The present invention relates to a method capable of making one cluster by connecting information of strands generated during a PCR process and tracking the generation order of the generated strands. More specifically, the present invention uses a UID-containing primer so as to enable all parent strands and daughter strands to share one UID, and uses the shared UID so as to connect two strands (parent strand and daughter strand) and furthermore extend to and connect a granddaughter strand, thereby enabling connection to all progeny strands derived from a first copied strand. Accordingly, the present invention is capable of not only making one network (cluster), but also identifying the generation order of strands generated during an amplification process, constructing lineage of amplification, and observing error patterns.

Description

PCR 과정 동안 생성되는 가닥들의 정보를 연결하여 하나의 클러스터를 만들고, 생성된 가닥들의 생성 순서를 추적할 수 있는 방법A method for linking the information of the strands generated during the PCR process to form a cluster, and to track the generation order of the generated strands

본 발명은 P2P 네트워크 방식을 이용하여 타겟 핵산 검출을 위한 공통서열을 생성하는 방법에 관한 것이다.The present invention relates to a method for generating a common sequence for detecting a target nucleic acid using a P2P network method.
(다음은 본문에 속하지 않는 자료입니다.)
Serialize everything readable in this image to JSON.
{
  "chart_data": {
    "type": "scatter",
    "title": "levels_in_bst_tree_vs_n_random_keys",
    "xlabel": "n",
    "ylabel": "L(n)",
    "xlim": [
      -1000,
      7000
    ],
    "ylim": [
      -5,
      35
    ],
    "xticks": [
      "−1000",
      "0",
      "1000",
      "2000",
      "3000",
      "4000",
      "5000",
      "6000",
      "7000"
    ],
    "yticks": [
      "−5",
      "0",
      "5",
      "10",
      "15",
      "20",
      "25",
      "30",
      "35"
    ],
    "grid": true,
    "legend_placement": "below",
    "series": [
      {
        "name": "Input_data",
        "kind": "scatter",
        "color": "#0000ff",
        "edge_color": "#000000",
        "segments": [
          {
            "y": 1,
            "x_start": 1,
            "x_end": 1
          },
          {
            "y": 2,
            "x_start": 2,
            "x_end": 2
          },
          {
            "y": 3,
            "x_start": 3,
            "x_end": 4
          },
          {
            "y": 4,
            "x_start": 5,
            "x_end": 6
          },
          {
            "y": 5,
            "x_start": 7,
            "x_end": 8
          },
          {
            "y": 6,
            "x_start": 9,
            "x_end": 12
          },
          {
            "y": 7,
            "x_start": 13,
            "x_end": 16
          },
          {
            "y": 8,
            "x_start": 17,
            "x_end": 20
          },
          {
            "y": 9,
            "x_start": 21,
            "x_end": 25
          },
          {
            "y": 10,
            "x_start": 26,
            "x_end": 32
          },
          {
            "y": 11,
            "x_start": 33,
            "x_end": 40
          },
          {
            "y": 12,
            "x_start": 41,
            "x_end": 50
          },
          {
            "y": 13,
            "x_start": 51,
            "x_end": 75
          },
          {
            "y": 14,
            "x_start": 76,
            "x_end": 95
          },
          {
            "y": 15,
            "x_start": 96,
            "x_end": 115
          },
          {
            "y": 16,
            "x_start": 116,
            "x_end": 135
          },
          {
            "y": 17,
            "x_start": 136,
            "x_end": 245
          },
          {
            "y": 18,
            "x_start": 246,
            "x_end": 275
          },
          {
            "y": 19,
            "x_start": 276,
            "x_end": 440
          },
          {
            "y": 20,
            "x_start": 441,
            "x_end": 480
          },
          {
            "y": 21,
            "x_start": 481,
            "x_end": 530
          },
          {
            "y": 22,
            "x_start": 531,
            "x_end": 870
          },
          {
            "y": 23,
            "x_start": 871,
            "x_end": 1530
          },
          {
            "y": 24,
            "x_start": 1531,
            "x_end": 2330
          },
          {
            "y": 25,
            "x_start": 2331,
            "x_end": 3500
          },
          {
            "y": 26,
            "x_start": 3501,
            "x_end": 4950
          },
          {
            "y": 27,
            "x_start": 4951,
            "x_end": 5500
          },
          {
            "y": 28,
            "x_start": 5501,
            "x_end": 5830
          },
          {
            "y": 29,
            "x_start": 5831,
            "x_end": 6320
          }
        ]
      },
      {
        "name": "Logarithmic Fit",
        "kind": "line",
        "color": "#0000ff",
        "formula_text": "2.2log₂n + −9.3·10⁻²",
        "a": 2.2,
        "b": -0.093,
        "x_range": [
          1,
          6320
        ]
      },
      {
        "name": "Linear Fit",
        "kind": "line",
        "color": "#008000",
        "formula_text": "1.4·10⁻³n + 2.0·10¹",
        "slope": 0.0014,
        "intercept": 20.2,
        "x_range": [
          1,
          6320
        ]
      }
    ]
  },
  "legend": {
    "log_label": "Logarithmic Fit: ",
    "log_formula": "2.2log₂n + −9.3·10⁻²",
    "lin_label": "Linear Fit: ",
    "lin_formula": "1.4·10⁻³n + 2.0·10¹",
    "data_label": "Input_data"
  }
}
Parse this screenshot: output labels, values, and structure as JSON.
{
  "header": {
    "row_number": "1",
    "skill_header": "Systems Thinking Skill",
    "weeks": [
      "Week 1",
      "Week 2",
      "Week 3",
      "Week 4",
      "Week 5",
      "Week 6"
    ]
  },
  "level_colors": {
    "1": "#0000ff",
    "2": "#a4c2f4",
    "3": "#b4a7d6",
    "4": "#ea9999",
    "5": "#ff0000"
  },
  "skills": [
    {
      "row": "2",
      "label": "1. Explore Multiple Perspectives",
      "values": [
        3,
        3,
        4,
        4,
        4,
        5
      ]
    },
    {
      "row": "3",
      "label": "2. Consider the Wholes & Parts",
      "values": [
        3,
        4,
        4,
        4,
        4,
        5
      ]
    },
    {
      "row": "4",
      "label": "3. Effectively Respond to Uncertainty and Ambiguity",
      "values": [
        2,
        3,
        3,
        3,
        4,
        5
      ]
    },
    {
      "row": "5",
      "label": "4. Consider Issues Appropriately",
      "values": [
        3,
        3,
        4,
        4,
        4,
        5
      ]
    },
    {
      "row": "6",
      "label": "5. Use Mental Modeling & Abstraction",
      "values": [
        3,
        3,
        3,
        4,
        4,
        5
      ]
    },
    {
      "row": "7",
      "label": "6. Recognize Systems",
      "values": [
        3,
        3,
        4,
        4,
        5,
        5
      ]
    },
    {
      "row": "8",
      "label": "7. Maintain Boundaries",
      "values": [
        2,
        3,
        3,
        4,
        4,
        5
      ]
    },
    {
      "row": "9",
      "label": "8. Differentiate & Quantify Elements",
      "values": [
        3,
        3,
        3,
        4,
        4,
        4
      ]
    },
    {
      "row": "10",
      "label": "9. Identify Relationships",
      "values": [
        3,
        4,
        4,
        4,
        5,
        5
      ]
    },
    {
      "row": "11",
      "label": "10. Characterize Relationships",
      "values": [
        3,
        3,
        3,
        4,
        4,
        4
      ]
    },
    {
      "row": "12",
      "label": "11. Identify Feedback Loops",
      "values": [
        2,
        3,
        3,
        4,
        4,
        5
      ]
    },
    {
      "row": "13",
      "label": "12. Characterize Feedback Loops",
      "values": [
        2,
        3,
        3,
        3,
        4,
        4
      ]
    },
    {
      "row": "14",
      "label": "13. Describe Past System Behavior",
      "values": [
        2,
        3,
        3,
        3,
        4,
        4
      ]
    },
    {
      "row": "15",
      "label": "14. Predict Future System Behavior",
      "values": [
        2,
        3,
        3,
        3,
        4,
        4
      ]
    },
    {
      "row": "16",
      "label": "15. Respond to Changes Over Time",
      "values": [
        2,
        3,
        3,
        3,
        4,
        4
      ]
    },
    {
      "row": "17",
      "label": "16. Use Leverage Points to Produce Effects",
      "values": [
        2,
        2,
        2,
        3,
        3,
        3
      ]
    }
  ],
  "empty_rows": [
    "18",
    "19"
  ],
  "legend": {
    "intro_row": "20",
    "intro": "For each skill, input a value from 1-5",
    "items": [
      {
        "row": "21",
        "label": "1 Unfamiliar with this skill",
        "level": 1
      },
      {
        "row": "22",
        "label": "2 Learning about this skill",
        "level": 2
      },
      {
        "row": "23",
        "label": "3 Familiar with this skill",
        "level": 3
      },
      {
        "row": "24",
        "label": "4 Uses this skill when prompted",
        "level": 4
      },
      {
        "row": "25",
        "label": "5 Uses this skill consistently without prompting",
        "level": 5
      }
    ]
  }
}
본 발명은 출원일자 2020년 11월 27일자, 출원번호 10-2020-0162340, 명칭 “PCR 과정 동안 생성되는 가닥들의 정보를 연결하여 하나의 클러스터를 만들고, 생성된 가닥들의 생성 순서를 추적할 수 있는 방법”에 기초한 우선권을 주장하며, 해당 특허 출원의 문헌에 개시된 모든 내용은 본 발명의 일부로 포함시킨다.The present invention has a filing date of November 27, 2020, Application No. 10-2020-0162340, titled “It is possible to create a cluster by linking information of strands generated during the PCR process, and to track the order of generation of the generated strands. Method" claims priority, and all contents disclosed in the literature of the corresponding patent application are incorporated as a part of the present invention.

암을 관리하고 치료를 위한 단서를 제공하려면 종양 돌연변이를 식별하는 것이 필요하다. 또한, 종양 돌연변이는 시간이 경과함에 따라 진화하고 재발을 유도하기 때문에 종양 돌연변이의 조기 발견과 지속적인 모니터링이 필요하다. 액체 생검 시료에서 순환하는 종양 DNA (circulating tumor DNA, ctDNA)의 체세포 돌연변이를 식별하기 위한 표적 재배열은 시료를 채혈에서 쉽게 얻을 수 있고 수술이나 고통스러운 바늘 생검이 필요하지 않기 때문에 최소 잔존 질병 (minimal residual disease, MRD)의 장기 모니터링에 좋은 선택이다.Identifying tumor mutations is necessary to manage cancer and provide clues for treatment. In addition, early detection and continuous monitoring of tumor mutations are necessary because tumor mutations evolve over time and induce relapse. Targeted rearrangement to identify somatic mutations in circulating tumor DNA (ctDNA) in liquid biopsy samples has minimal residual disease (minimal) because the sample is readily obtainable from blood draws and does not require surgery or painful needle biopsies. It is a good choice for long-term monitoring of residual disease (MRD).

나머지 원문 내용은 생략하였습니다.